Cagar budaya sekaligus tempat peribadatan umat Tri Darma (Tao, Budha, dan Konghucu) yang terletak di Jalan Kapasan nomor 131.

”Kelenteng Boen Bio merupakan salah satu kelenteng tertua di Surabaya. Dibangun pada tahun 1883 dengan nama Boen Tjhiang Soe atau Weng Chan Szu. Letak bangunannya dulu bukan di tempat yang sekarang,” kata Clarence.

Namanya memiliki arti. Boen (Wen) bermakna terpelajar, pujangga, kesusastraan. Sedangkan Bio (Miao) bermakna kuil. Dengan arti lebih luasnya yaitu kuil para terpelajar, kuil untuk mempelajari sastra, atau kuil kebudayaan.

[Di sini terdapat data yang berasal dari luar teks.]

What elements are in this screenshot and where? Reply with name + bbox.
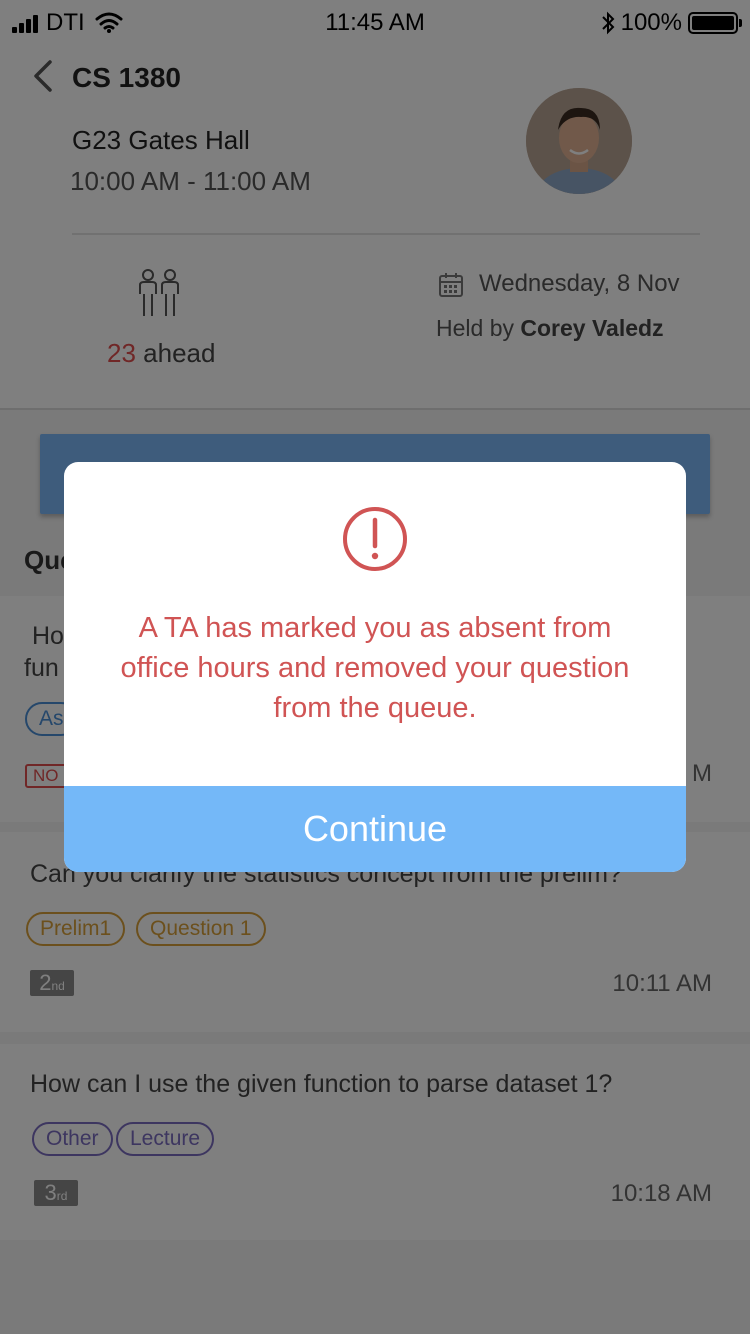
continue-button[interactable]: Continue <box>64 786 686 872</box>
absent-alert-dialog: A TA has marked you as absent from offic… <box>64 462 686 872</box>
alert-circle-icon <box>343 507 407 571</box>
alert-message: A TA has marked you as absent from offic… <box>120 612 630 724</box>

Pendirian dilakukan atas inisiatif tokoh masyarakat Tionghoa Go Tik Lie dan Lo Toeng Siong. Mereka kemudian berunding dengan Mayor The Boen Ke pada 1882. Rencana itu mengemuka karena pada akhir abad 19, di daerah Kapasan belum ada tempat ibadah untuk orang Tionghoa seperti yang ada di daerah Pecinan lain.

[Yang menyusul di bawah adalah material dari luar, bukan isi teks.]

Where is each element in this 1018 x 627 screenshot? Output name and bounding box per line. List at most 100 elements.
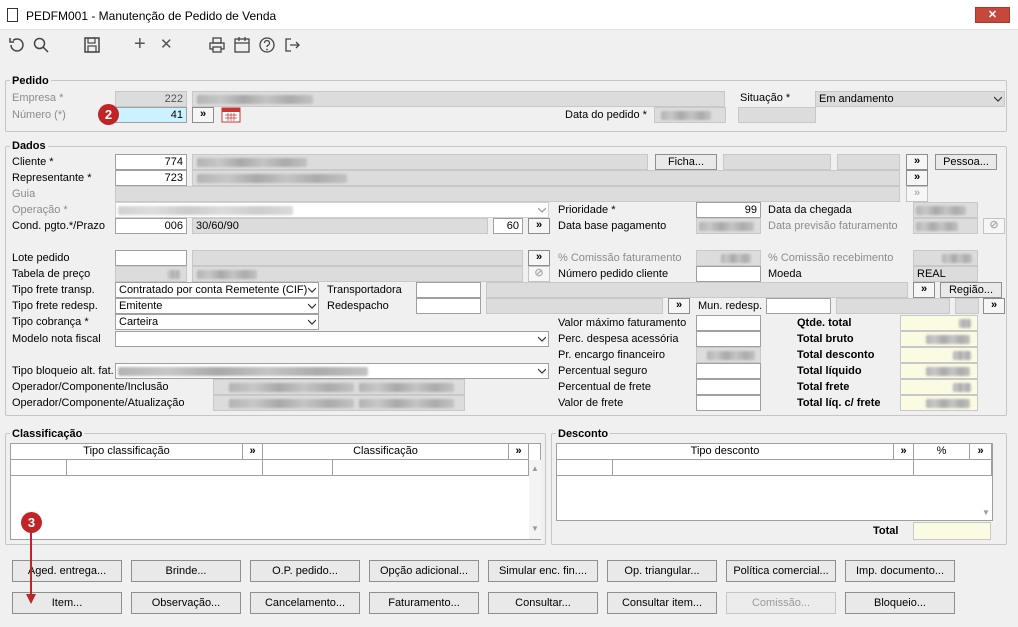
col-tipo-desconto-nav-button[interactable]: »: [894, 444, 914, 460]
munredesp-field[interactable]: [766, 298, 831, 314]
exit-icon[interactable]: [283, 36, 301, 54]
add-icon[interactable]: +: [134, 34, 146, 54]
brinde-button[interactable]: Brinde...: [131, 560, 241, 582]
col-tipo-nav-button[interactable]: »: [243, 444, 263, 460]
col-classificacao[interactable]: Classificação: [263, 444, 509, 460]
grid-cell[interactable]: [914, 460, 992, 476]
col-tipo-desconto[interactable]: Tipo desconto: [557, 444, 894, 460]
operacao-select[interactable]: [115, 202, 549, 218]
close-button[interactable]: ✕: [975, 7, 1010, 23]
ficha-button[interactable]: Ficha...: [655, 154, 717, 170]
desconto-grid[interactable]: Tipo desconto » % » ▼: [556, 443, 993, 521]
cobranca-label: Tipo cobrança *: [12, 316, 89, 328]
classificacao-scrollbar[interactable]: ▲ ▼: [529, 460, 541, 539]
representante-field[interactable]: 723: [115, 170, 187, 186]
valfrete-field[interactable]: [696, 395, 761, 411]
pessoa-button[interactable]: Pessoa...: [935, 154, 997, 170]
consultar-button[interactable]: Consultar...: [488, 592, 598, 614]
document-icon: [7, 8, 18, 22]
op-triangular-button[interactable]: Op. triangular...: [607, 560, 717, 582]
cliente-nav-button[interactable]: »: [906, 154, 928, 170]
transportadora-nav-button[interactable]: »: [913, 282, 935, 298]
grid-cell[interactable]: [263, 460, 333, 476]
moeda-field: REAL: [913, 266, 978, 282]
grid-cell[interactable]: [11, 460, 67, 476]
col-percent[interactable]: %: [914, 444, 970, 460]
col-classificacao-nav-button[interactable]: »: [509, 444, 529, 460]
undo-icon[interactable]: [7, 36, 25, 54]
scroll-down-icon[interactable]: ▼: [531, 524, 539, 533]
observacao-button[interactable]: Observação...: [131, 592, 241, 614]
opcao-adicional-button[interactable]: Opção adicional...: [369, 560, 479, 582]
redespacho-field[interactable]: [416, 298, 481, 314]
regiao-button[interactable]: Região...: [940, 282, 1002, 298]
numero-nav-button[interactable]: »: [192, 107, 214, 123]
bruto-field: [900, 331, 978, 347]
modelo-label: Modelo nota fiscal: [12, 333, 101, 345]
chevron-down-icon: [308, 287, 316, 293]
cobranca-select[interactable]: Carteira: [115, 314, 319, 330]
bloqueio-select[interactable]: [115, 363, 549, 379]
bloqueio-button[interactable]: Bloqueio...: [845, 592, 955, 614]
representante-nav-button[interactable]: »: [906, 170, 928, 186]
prazo-nav-button[interactable]: »: [528, 218, 550, 234]
numcliente-field[interactable]: [696, 266, 761, 282]
prioridade-field[interactable]: 99: [696, 202, 761, 218]
grid-cell[interactable]: [67, 460, 263, 476]
dataprev-calendar-button[interactable]: ⊘: [983, 218, 1005, 234]
opinc-label: Operador/Componente/Inclusão: [12, 381, 169, 393]
op-pedido-button[interactable]: O.P. pedido...: [250, 560, 360, 582]
cliente-field[interactable]: 774: [115, 154, 187, 170]
grid-cell[interactable]: [333, 460, 529, 476]
chevron-down-icon: [994, 96, 1002, 102]
valmax-field[interactable]: [696, 315, 761, 331]
calendar-red-icon[interactable]: [221, 107, 241, 123]
grid-cell[interactable]: [557, 460, 613, 476]
consultar-item-button[interactable]: Consultar item...: [607, 592, 717, 614]
delete-icon[interactable]: ✕: [160, 36, 173, 54]
percfrete-field[interactable]: [696, 379, 761, 395]
comfat-label: % Comissão faturamento: [558, 252, 682, 264]
condpgto-field[interactable]: 006: [115, 218, 187, 234]
cancelamento-button[interactable]: Cancelamento...: [250, 592, 360, 614]
redespacho-nav-button[interactable]: »: [668, 298, 690, 314]
lote-field[interactable]: [115, 250, 187, 266]
guia-field: [115, 186, 900, 202]
col-percent-nav-button[interactable]: »: [970, 444, 992, 460]
transportadora-label: Transportadora: [327, 284, 402, 296]
comissao-button[interactable]: Comissão...: [726, 592, 836, 614]
classificacao-grid[interactable]: Tipo classificação » Classificação » ▲ ▼: [10, 443, 541, 540]
help-icon[interactable]: [258, 36, 276, 54]
transportadora-field[interactable]: [416, 282, 481, 298]
imp-documento-button[interactable]: Imp. documento...: [845, 560, 955, 582]
print-icon[interactable]: [208, 36, 226, 54]
seguro-field[interactable]: [696, 363, 761, 379]
percdesp-field[interactable]: [696, 331, 761, 347]
comfat-field: [696, 250, 761, 266]
grid-cell[interactable]: [613, 460, 914, 476]
fretetransp-select[interactable]: Contratado por conta Remetente (CIF): [115, 282, 319, 298]
tabela-field: [115, 266, 187, 282]
munredesp-nav-button[interactable]: »: [983, 298, 1005, 314]
lote-nav-button[interactable]: »: [528, 250, 550, 266]
faturamento-button[interactable]: Faturamento...: [369, 592, 479, 614]
simular-enc-fin-button[interactable]: Simular enc. fin....: [488, 560, 598, 582]
situacao-select[interactable]: Em andamento: [815, 91, 1005, 107]
desconto-label: Total desconto: [797, 349, 875, 361]
scroll-up-icon[interactable]: ▲: [531, 464, 539, 473]
freteredesp-select[interactable]: Emitente: [115, 298, 319, 314]
save-icon[interactable]: [83, 36, 101, 54]
search-icon[interactable]: [32, 36, 50, 54]
freteredesp-value: Emitente: [119, 300, 163, 312]
politica-comercial-button[interactable]: Política comercial...: [726, 560, 836, 582]
guia-nav-button[interactable]: »: [906, 186, 928, 202]
numero-field[interactable]: 41: [115, 107, 187, 123]
col-tipo-classificacao[interactable]: Tipo classificação: [11, 444, 243, 460]
prazo-field[interactable]: 60: [493, 218, 523, 234]
modelo-select[interactable]: [115, 331, 549, 347]
cliente-extra1-field: [723, 154, 831, 170]
desconto-field: [900, 347, 978, 363]
tabela-nav-button[interactable]: ⊘: [528, 266, 550, 282]
calendar-icon[interactable]: [233, 36, 251, 54]
scroll-down-icon[interactable]: ▼: [982, 508, 990, 517]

Keduanya lalu mengumpulkan dana sebagai modal pembangunan. Setelah dirasa cukup, didatangkanlah para tukang batu dari Tiongkok untuk menggarap. Alhasil, konstruksi mengadopsi kelenteng dari negara asal secara utuh. Bentuk bangunan dan hiasan di dalamnya mempunyai arti dan tujuan yang bersifat simbolik yang dapat berupa harapan atau doa.

Arsitektur kelenteng turut mengambil ciri khas agama Konghucu murni. Dapat dilihat dengan adanya beragam ornamen ukiran di pilar-pilar dan dinding yang menggambarkan naga. Selain itu, terdapat pula sebuah tanjakan licin yang diapit oleh dua ekor naga. Tanjakan ini disebut dengan ’jalan suci’. Serta ada banyak sekali ornamen-ornamen khas Tionghoa yang melambangkan doa-doa dalam Konghucu.

Setelah 20 tahun berdiri, pengurus merasa posisinya kurang representatif. Letaknya terlalu menjorok ke dalam dari jalan raya. Dari sana muncullah inisiatif lanjutan memindah bangunan inti jadi lebih dekat dengan akses jalan. Sehingga memudahkan masyarakat dan umat untuk berkunjung.

”Kemudian pada 1903, dilaksanakan proses pembangunan lanjutan dengan memindahkannya ke pinggir jalan besar. Prosesnya berjalan tiga tahun. Benar-benar bisa digunakan kembali pada 1906,” imbuhnya.

Demi menambah data, Clarence kemudian berbincang dengan Liem Tiong Yang selaku pengurus. Lewat beliau, pemuda 24 tahun itu mendapatkan informasi tentang fungsi Kelenteng Boen Bio selain tempat ibadah. Yaitu saksi sejarah perjuangan masyarakat Tiong Hoa pada era kolonialisme.

Biaya pembangunan selama ini diperoleh dari denda yang dibayar pemerintah Belanda. Dikeluarkan atas putusan pengadilan yang memenangkan konflik monopoli ekonomi antara pemerintah Belanda dengan pedagang Tionghoa di Surabaya saat itu.

Liem tidak menjelaskan secara rinci detil konflik antara para pedagang dan pemerintah Belanda kala itu. Dia hanya mengatakan, perlawanan itu bermotif monopoli ekonomi Belanda atas para pedagang Tionghoa di Surabaya.

”Saat itu, diceritakan ekonomi Surabaya sempat lumpuh karena pedagang Tionghoa menggelar aksi protes dengan mogok berjualan,” lanjut dia.